According to the financial sector on the 19th, the Financial Security Institute is building a system to track and analyze the movements and attack patterns of overseas hacking groups in real time. It is creating a financial sector-wide joint 'global hacking information platform.'
Once the platform is built, financial companies will receive real-time information on the activities of overseas hacking organizations, ransomware, zero-day (vulnerabilities exploited before security patches are released), and attack trends.
As hacking and information leakage incidents occurred one after another in the financial sector last year, the need to strengthen cyber security responses is growing. Critics point out that it is difficult to block advanced attacks such as ransomware, supply chain attacks, and generative AI-based phishing with only firewall or antivirus-centered responses.
Particularly, recent attacks do not stop at targeting specific financial companies. Global hacking groups are simultaneously targeting the financial, public, and IT industries with malware and vulnerabilities. Accordingly, a system has become necessary to secure trends of overseas attack groups, malware, and vulnerability information in real time, and to allow the entire financial sector to jointly utilize it.

The Financial Security Institute plans to support analysis functions centered on attack organizations, going beyond the level of simply providing dangerous IP or malicious file information. It will provide information on at least 400 or more global hacking groups, and analyze the industries and regions they mainly target, the attack methods used, and related malware and vulnerability information together.
In addition, it is preparing functions to summarize information on attack groups, malware, and campaigns through natural language search alone using a security-specialized Large Language Model (LLM), and to have AI analyze malware source code and explain it in a natural language format.

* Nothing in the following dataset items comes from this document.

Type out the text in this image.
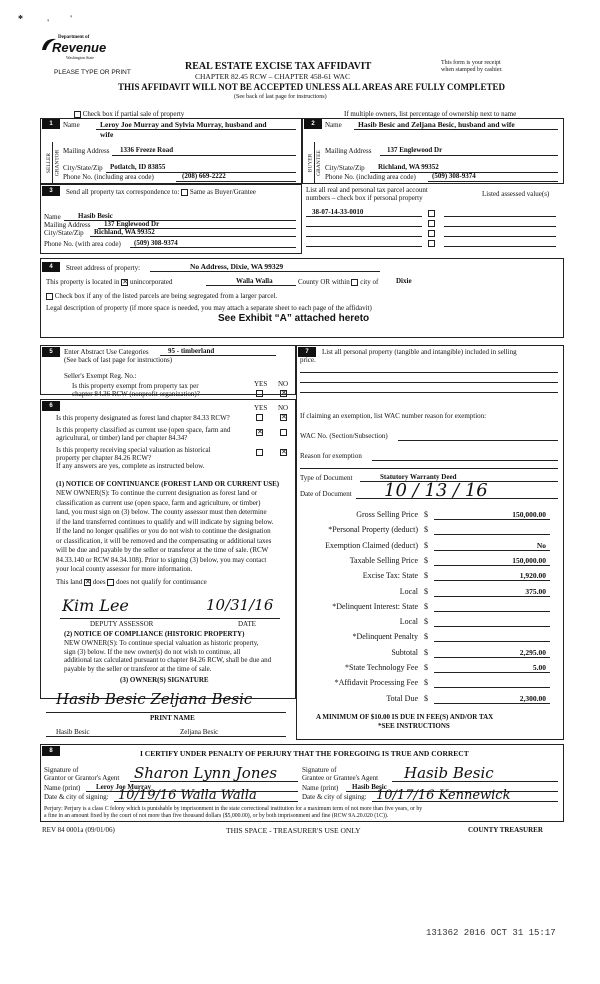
'	'
*
Department of
Revenue
Washington State
PLEASE TYPE OR PRINT
REAL ESTATE EXCISE TAX AFFIDAVIT
CHAPTER 82.45 RCW – CHAPTER 458-61 WAC
THIS AFFIDAVIT WILL NOT BE ACCEPTED UNLESS ALL AREAS ARE FULLY COMPLETED
(See back of last page for instructions)
This form is your receipt
when stamped by cashier.
Check box if partial sale of property	If multiple owners, list percentage of ownership next to name
1	2
SELLER GRANTOR	BUYER GRANTEE
Name	Leroy Joe Murray and Sylvia Murray, husband and
wife
Mailing Address 1336 Freeze Road
City/State/Zip Potlatch, ID 83855
Phone No. (including area code)	(208) 669-2222
Name Hasib Besic and Zeljana Besic, husband and wife
Mailing Address 137 Englewood Dr
City/State/Zip Richland, WA 99352
Phone No. (including area code) (509) 308-9374
3	Send all property tax correspondence to: Same as Buyer/Grantee
Name Hasib Besic
Mailing Address 137 Englewood Dr
City/State/Zip Richland, WA 99352
Phone No. (with area code) (509) 308-9374
List all real and personal tax parcel account
numbers – check box if personal property	Listed assessed value(s)
38-07-14-33-0010
4	Street address of property:	No Address, Dixie, WA 99329
This property is located in ✕ unincorporated	Walla Walla	County OR within city of	Dixie
Check box if any of the listed parcels are being segregated from a larger parcel.
Legal description of property (if more space is needed, you may attach a separate sheet to each page of the affidavit)
See Exhibit “A” attached hereto
5	Enter Abstract Use Categories	95 - timberland
(See back of last page for instructions)
Seller's Exempt Reg. No.:
Is this property exempt from property tax per
chapter 84.36 RCW (nonprofit organization)?
YES NO
✕
6	YES NO
Is this property designated as forest land chapter 84.33 RCW?
✕
Is this property classified as current use (open space, farm and
agricultural, or timber) land per chapter 84.34?
✕
Is this property receiving special valuation as historical
property per chapter 84.26 RCW?
✕
If any answers are yes, complete as instructed below.
(1) NOTICE OF CONTINUANCE (FOREST LAND OR CURRENT USE)
NEW OWNER(S): To continue the current designation as forest land or
classification as current use (open space, farm and agriculture, or timber)
land, you must sign on (3) below. The county assessor must then determine
if the land transferred continues to qualify and will indicate by signing below.
If the land no longer qualifies or you do not wish to continue the designation
or classification, it will be removed and the compensating or additional taxes
will be due and payable by the seller or transferor at the time of sale. (RCW
84.33.140 or RCW 84.34.108). Prior to signing (3) below, you may contact
your local county assessor for more information.
This land ✕ does does not qualify for continuance
Kim Lee	10/31/16
DEPUTY ASSESSOR	DATE
(2) NOTICE OF COMPLIANCE (HISTORIC PROPERTY)
NEW OWNER(S): To continue special valuation as historic property,
sign (3) below. If the new owner(s) do not wish to continue, all
additional tax calculated pursuant to chapter 84.26 RCW, shall be due and
payable by the seller or transferor at the time of sale.
(3) OWNER(S) SIGNATURE
Hasib Besic Zeljana Besic
PRINT NAME
Hasib Besic	Zeljana Besic
7	List all personal property (tangible and intangible) included in selling
price.
If claiming an exemption, list WAC number reason for exemption:
WAC No. (Section/Subsection)
Reason for exemption
Type of Document	Statutory Warranty Deed
Date of Document 10 / 13 / 16
Gross Selling Price $	150,000.00
*Personal Property (deduct) $
Exemption Claimed (deduct) $	No
Taxable Selling Price $	150,000.00
Excise Tax: State $	1,920.00
Local $	375.00
*Delinquent Interest: State $
Local $
*Delinquent Penalty $
Subtotal $	2,295.00
*State Technology Fee $	5.00
*Affidavit Processing Fee $
Total Due $	2,300.00
A MINIMUM OF $10.00 IS DUE IN FEE(S) AND/OR TAX
*SEE INSTRUCTIONS
8	I CERTIFY UNDER PENALTY OF PERJURY THAT THE FOREGOING IS TRUE AND CORRECT
Signature of
Grantor or Grantor's Agent Sharon Lynn Jones
Name (print) Leroy Joe Murray
Date & city of signing: 10/19/16 Walla Walla
Signature of
Grantee or Grantee's Agent Hasib Besic
Name (print) Hasib Besic
Date & city of signing: 10/17/16 Kennewick
Perjury: Perjury is a class C felony which is punishable by imprisonment in the state correctional institution for a maximum term of not more than five years, or by
a fine in an amount fixed by the court of not more than five thousand dollars ($5,000.00), or by both imprisonment and fine (RCW 9A.20.020 (1C)).
REV 84 0001a (09/01/06)	THIS SPACE - TREASURER'S USE ONLY	COUNTY TREASURER
131362 2016 OCT 31 15:17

Furthermore, when new malicious files are discovered, financial companies can detect whether they are associated with their own systems. Through this, they will have the capacity to grasp signs of hacking in advance and respond.
“If financial security in the past was centered on defending internal systems, now, identifying the movements and attack flows of global attack groups in real time has become a competitiveness,” an official from the financial industry said. “If the Financial Security Institute provides overseas threat data in the form of a joint infrastructure for the financial sector, individual financial companies will be able to greatly increase their security response speed and analysis capabilities,” the official said.